Authority Studying Potential Investments To Boost Building’s Cultural, Economic Profile
Amid competition from Mohegan Sun, the authority behind the Connecticut Convention Center is trying to build the cultural and economic profile of the Hartford building.
The Capital Region Development Authority is launching a study to get a jump on vying for future business at Hartford’s convention center as the field of competitors grows, particularly at the Mohegan Sun casino, which just opened an expo center.
“My concern is [Mohegan’s] convention center does to ours what their arena did to the XLCenter, and that’s something we can’t sit around and watch,” Michael W. Freimuth, CRDA’s executive director, said.
Mohegan Sun, one of the two casinos in Connecticut’s southeastern corner, has taken a big bite out of the Hartford’s XL Center concert business. Earlier this year, Mohegan opened a 240,000-square-foot expo and convention center and quickly snapped up the Connecticut International Auto Show, a staple at the convention center for the past 12 years. The auto show drew nearly 13,000 to Hartford in 2017 over the three-day event.

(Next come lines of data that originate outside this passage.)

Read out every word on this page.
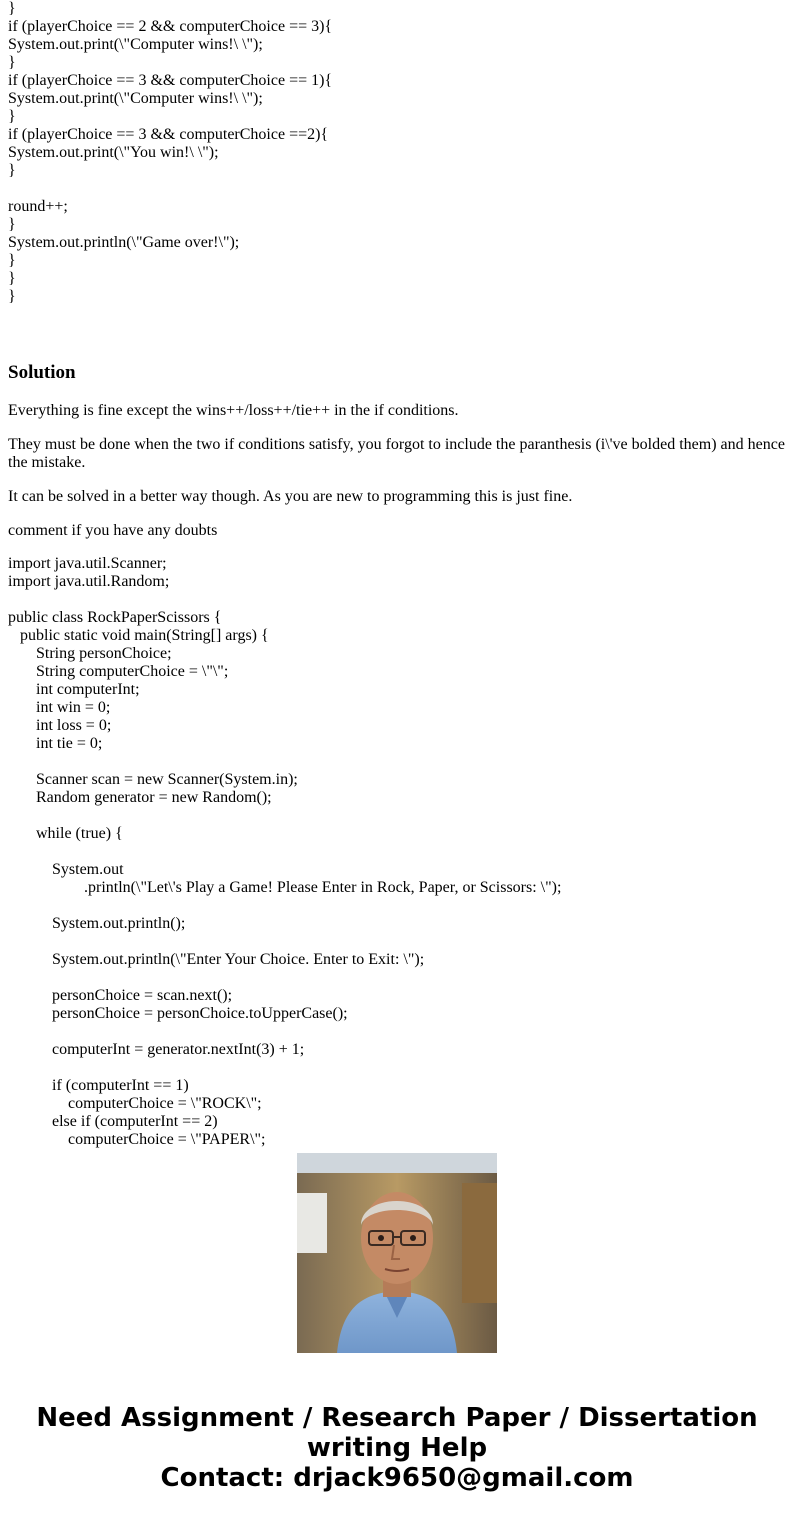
}
if (playerChoice == 2 && computerChoice == 3){
System.out.print(\"Computer wins!\ \");
}
if (playerChoice == 3 && computerChoice == 1){
System.out.print(\"Computer wins!\ \");
}
if (playerChoice == 3 && computerChoice ==2){
System.out.print(\"You win!\ \");
}
round++;
}
System.out.println(\"Game over!\");
}
}
}
Solution

Everything is fine except the wins++/loss++/tie++ in the if conditions.

They must be done when the two if conditions satisfy, you forgot to include the paranthesis (i\'ve bolded them) and hence the mistake.

It can be solved in a better way though. As you are new to programming this is just fine.

comment if you have any doubts

import java.util.Scanner;
import java.util.Random;
public class RockPaperScissors {
public static void main(String[] args) {
String personChoice;
String computerChoice = \"\";
int computerInt;
int win = 0;
int loss = 0;
int tie = 0;
Scanner scan = new Scanner(System.in);
Random generator = new Random();
while (true) {
System.out
.println(\"Let\'s Play a Game! Please Enter in Rock, Paper, or Scissors: \");
System.out.println();
System.out.println(\"Enter Your Choice. Enter to Exit: \");
personChoice = scan.next();
personChoice = personChoice.toUpperCase();
computerInt = generator.nextInt(3) + 1;
if (computerInt == 1)
computerChoice = \"ROCK\";
else if (computerInt == 2)
computerChoice = \"PAPER\";
Need Assignment / Research Paper / Dissertation
writing Help
Contact: drjack9650@gmail.com
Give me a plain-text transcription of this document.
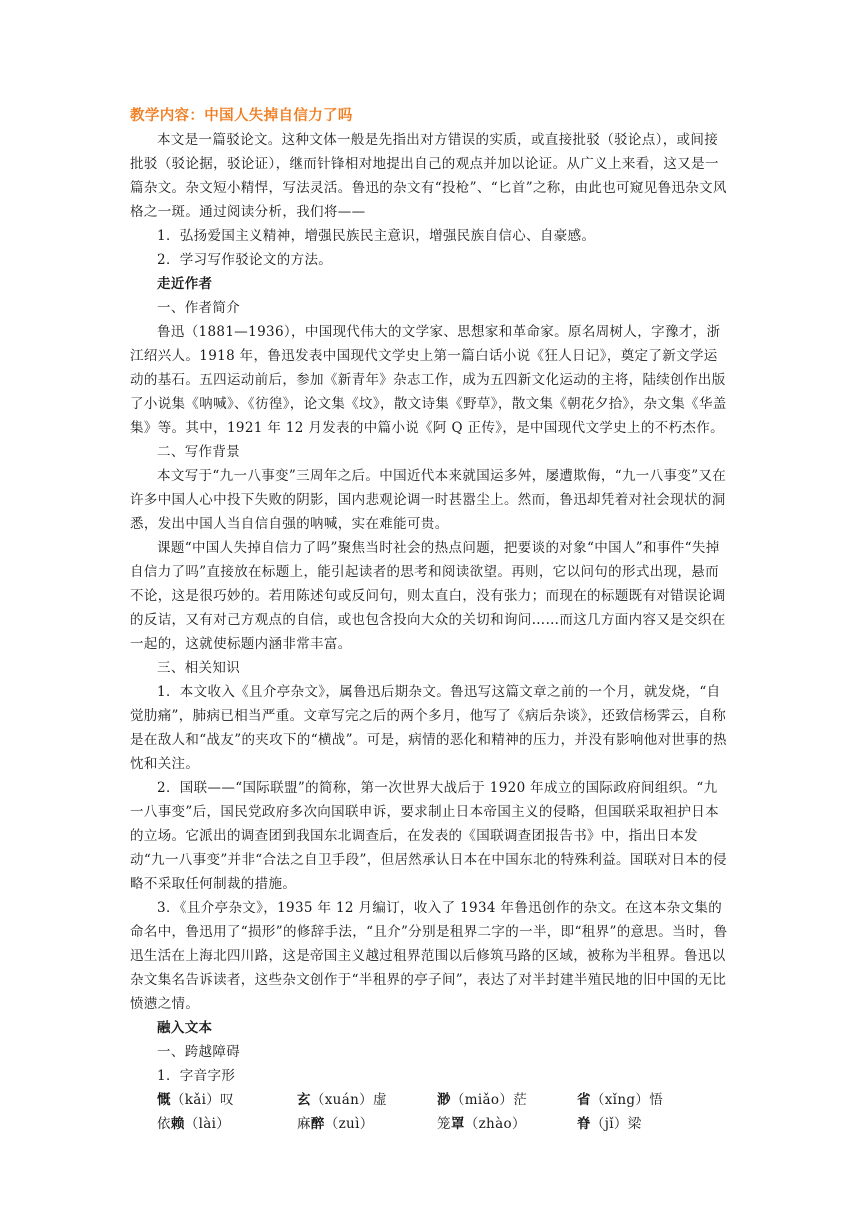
教学内容：中国人失掉自信力了吗

本文是一篇驳论文。这种文体一般是先指出对方错误的实质，或直接批驳（驳论点），或间接批驳（驳论据，驳论证），继而针锋相对地提出自己的观点并加以论证。从广义上来看，这又是一篇杂文。杂文短小精悍，写法灵活。鲁迅的杂文有“投枪”、“匕首”之称，由此也可窥见鲁迅杂文风格之一斑。通过阅读分析，我们将——

1．弘扬爱国主义精神，增强民族民主意识，增强民族自信心、自豪感。

2．学习写作驳论文的方法。

走近作者

一、作者简介

鲁迅（1881—1936），中国现代伟大的文学家、思想家和革命家。原名周树人，字豫才，浙江绍兴人。1918 年，鲁迅发表中国现代文学史上第一篇白话小说《狂人日记》，奠定了新文学运动的基石。五四运动前后，参加《新青年》杂志工作，成为五四新文化运动的主将，陆续创作出版了小说集《呐喊》、《彷徨》，论文集《坟》，散文诗集《野草》，散文集《朝花夕拾》，杂文集《华盖集》等。其中，1921 年 12 月发表的中篇小说《阿 Q 正传》，是中国现代文学史上的不朽杰作。

二、写作背景

本文写于“九一八事变”三周年之后。中国近代本来就国运多舛，屡遭欺侮，“九一八事变”又在许多中国人心中投下失败的阴影，国内悲观论调一时甚嚣尘上。然而，鲁迅却凭着对社会现状的洞悉，发出中国人当自信自强的呐喊，实在难能可贵。

课题“中国人失掉自信力了吗”聚焦当时社会的热点问题，把要谈的对象“中国人”和事件“失掉自信力了吗”直接放在标题上，能引起读者的思考和阅读欲望。再则，它以问句的形式出现，悬而不论，这是很巧妙的。若用陈述句或反问句，则太直白，没有张力；而现在的标题既有对错误论调的反诘，又有对己方观点的自信，或也包含投向大众的关切和询问……而这几方面内容又是交织在一起的，这就使标题内涵非常丰富。

三、相关知识

1．本文收入《且介亭杂文》，属鲁迅后期杂文。鲁迅写这篇文章之前的一个月，就发烧，“自觉肋痛”，肺病已相当严重。文章写完之后的两个多月，他写了《病后杂谈》，还致信杨霁云，自称是在敌人和“战友”的夹攻下的“横战”。可是，病情的恶化和精神的压力，并没有影响他对世事的热忱和关注。

2．国联——“国际联盟”的简称，第一次世界大战后于 1920 年成立的国际政府间组织。“九一八事变”后，国民党政府多次向国联申诉，要求制止日本帝国主义的侵略，但国联采取袒护日本的立场。它派出的调查团到我国东北调查后，在发表的《国联调查团报告书》中，指出日本发动“九一八事变”并非“合法之自卫手段”，但居然承认日本在中国东北的特殊利益。国联对日本的侵略不采取任何制裁的措施。

3．《且介亭杂文》，1935 年 12 月编订，收入了 1934 年鲁迅创作的杂文。在这本杂文集的命名中，鲁迅用了“损形”的修辞手法，“且介”分别是租界二字的一半，即“租界”的意思。当时，鲁迅生活在上海北四川路，这是帝国主义越过租界范围以后修筑马路的区域，被称为半租界。鲁迅以杂文集名告诉读者，这些杂文创作于“半租界的亭子间”，表达了对半封建半殖民地的旧中国的无比愤懑之情。

融入文本

一、跨越障碍

1．字音字形

慨（kǎi）叹	玄（xuán）虚	渺（miǎo）茫	省（xǐng）悟
依赖（lài）	麻醉（zuì）	笼罩（zhào）	脊（jǐ）梁
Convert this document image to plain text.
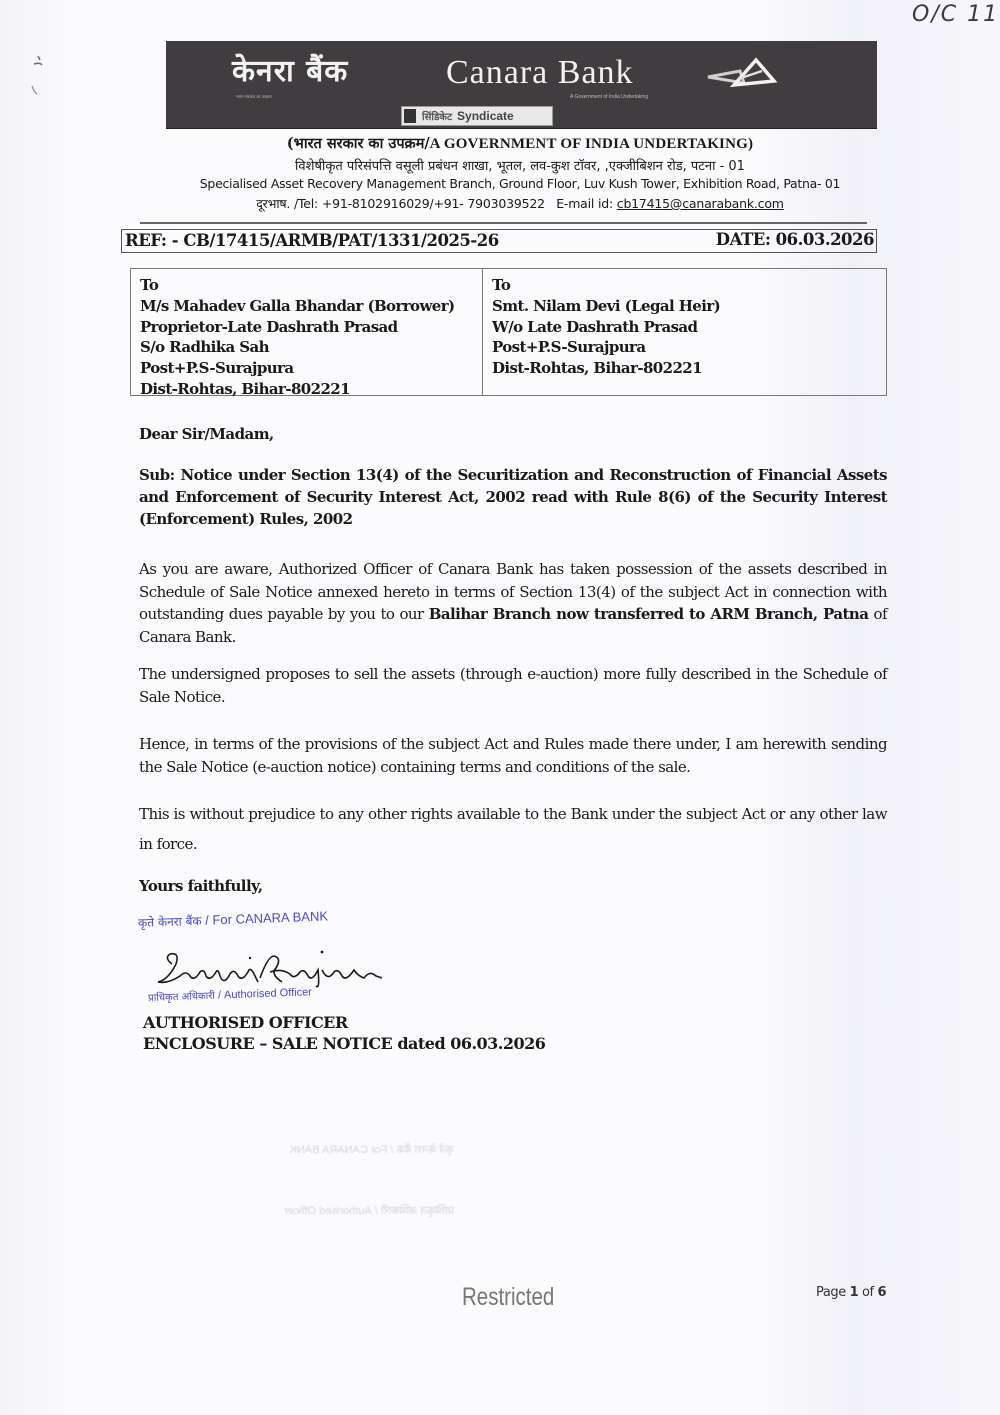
O/C 11
केनरा बैंक
भारत सरकार का उपक्रम
Canara Bank
A Government of India Undertaking
सिंडिकेट Syndicate
(भारत सरकार का उपक्रम/A GOVERNMENT OF INDIA UNDERTAKING)
विशेषीकृत परिसंपत्ति वसूली प्रबंधन शाखा, भूतल, लव-कुश टॉवर, ,एक्जीबिशन रोड, पटना - 01
Specialised Asset Recovery Management Branch, Ground Floor, Luv Kush Tower, Exhibition Road, Patna- 01
दूरभाष. /Tel: +91-8102916029/+91- 7903039522 E-mail id: cb17415@canarabank.com
REF: - CB/17415/ARMB/PAT/1331/2025-26	DATE: 06.03.2026
To
M/s Mahadev Galla Bhandar (Borrower)
Proprietor-Late Dashrath Prasad
S/o Radhika Sah
Post+P.S-Surajpura
Dist-Rohtas, Bihar-802221
To
Smt. Nilam Devi (Legal Heir)
W/o Late Dashrath Prasad
Post+P.S-Surajpura
Dist-Rohtas, Bihar-802221
Dear Sir/Madam,
Sub: Notice under Section 13(4) of the Securitization and Reconstruction of Financial Assets and Enforcement of Security Interest Act, 2002 read with Rule 8(6) of the Security Interest (Enforcement) Rules, 2002
As you are aware, Authorized Officer of Canara Bank has taken possession of the assets described in Schedule of Sale Notice annexed hereto in terms of Section 13(4) of the subject Act in connection with outstanding dues payable by you to our Balihar Branch now transferred to ARM Branch, Patna of Canara Bank.
The undersigned proposes to sell the assets (through e-auction) more fully described in the Schedule of Sale Notice.
Hence, in terms of the provisions of the subject Act and Rules made there under, I am herewith sending the Sale Notice (e-auction notice) containing terms and conditions of the sale.
This is without prejudice to any other rights available to the Bank under the subject Act or any other law in force.
Yours faithfully,
कृते केनरा बैंक / For CANARA BANK
प्राधिकृत अधिकारी / Authorised Officer
AUTHORISED OFFICER
ENCLOSURE – SALE NOTICE dated 06.03.2026
कृते केनरा बैंक / For CANARA BANK
प्राधिकृत अधिकारी / Authorised Officer
Restricted	Page 1 of 6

The newly opened MGMSpringfield also poses a new competitive threat. The casino and entertainment complex has 34,000 square feet of meeting and conference space.
Freimuth said the study of the Connecticut Convention Center — now13 years old — will be conducted by a consultant that is expected to be hired by the end of the year. A report — outlining a 15-year plan through 2035 — is due in the spring.
The study will examine what investments should be made in the convention center, built at a cost of $375 million, to boost its profile as a vibrant attraction and economic driver. More visitors benefit hotels, restaurants, entertainment and cultural attractions in the city and the surrounding area. The investments would target the services and amenities that now are expected by groups booking conventions and conferences.
Those preferences have changed dramatically since construction on the convention center beganin 2005 — including the technology for everything from computer presentations to ample charging stations.
“But it’s not just what the building needs. It’s the nature of events and how we are marketing ourselves,” Freimuth said.
In recent years, conventions and conferences generally have become smaller, more regional events and with a shorter duration.
In Hartford, the shift has presented challenges for juggling multi- ple events in a venue that has 205,000 square feet of exhibit, ballroom and meeting space.
How much updates and other improvements might cost state taxpayers would be determined by the consultant. But Freimuth said they would not come close to what is needed at the far older XL Center arena across downtown.
CRDA’s board first recommended a $250 million makeover of the XL Center but found little appetite for it among state legislators who were under pressure to deal with a spiraling state budget deficit.
CRDA is now studying the potential for scaled-back renovations, still pricey at $75 million to $100 million.
Evaluating the convention center now will avoid what is now needed at the XL — the former Hartford Civic Center — where too much time passed before serious thought was given to major upgrades and there was erosion of the venue’s competitive edge, Freimuth said.
In the last six fiscal years, average attendance at the convention center was 353,000 with an average of 171 events, according to CRDA.
In the 2017-2018 fiscal year, the convention center cost $13.9 million to operate and drew in revenue of $10.8 million from events. The venue was given a $3.8 million state subsidy, offset by $3.95 million in state taxes generated by the convention center.
Despite the loss of the car show, Freimuth said Hartford’s convention center still is a strong draw for boating, camping, golfing, fishing and the popular flower show. But some of those events are also being sought out by Mohegan Sun.
Hartford competes with convention venues in Providence, Albany and to a lesser extent, Newark and Trenton. But the casinos are worrisome because they can easily offer new attractions — all under one roof — to attract repeat bookings.
Groups booking events “always want to see something new,” Freimuth said.
THE CONNECTICUT Convention Center replaced its 40,000 square feet of carpeting for the first time, an example of investments necessary to keep the venue looking new and attracting repeat bookings.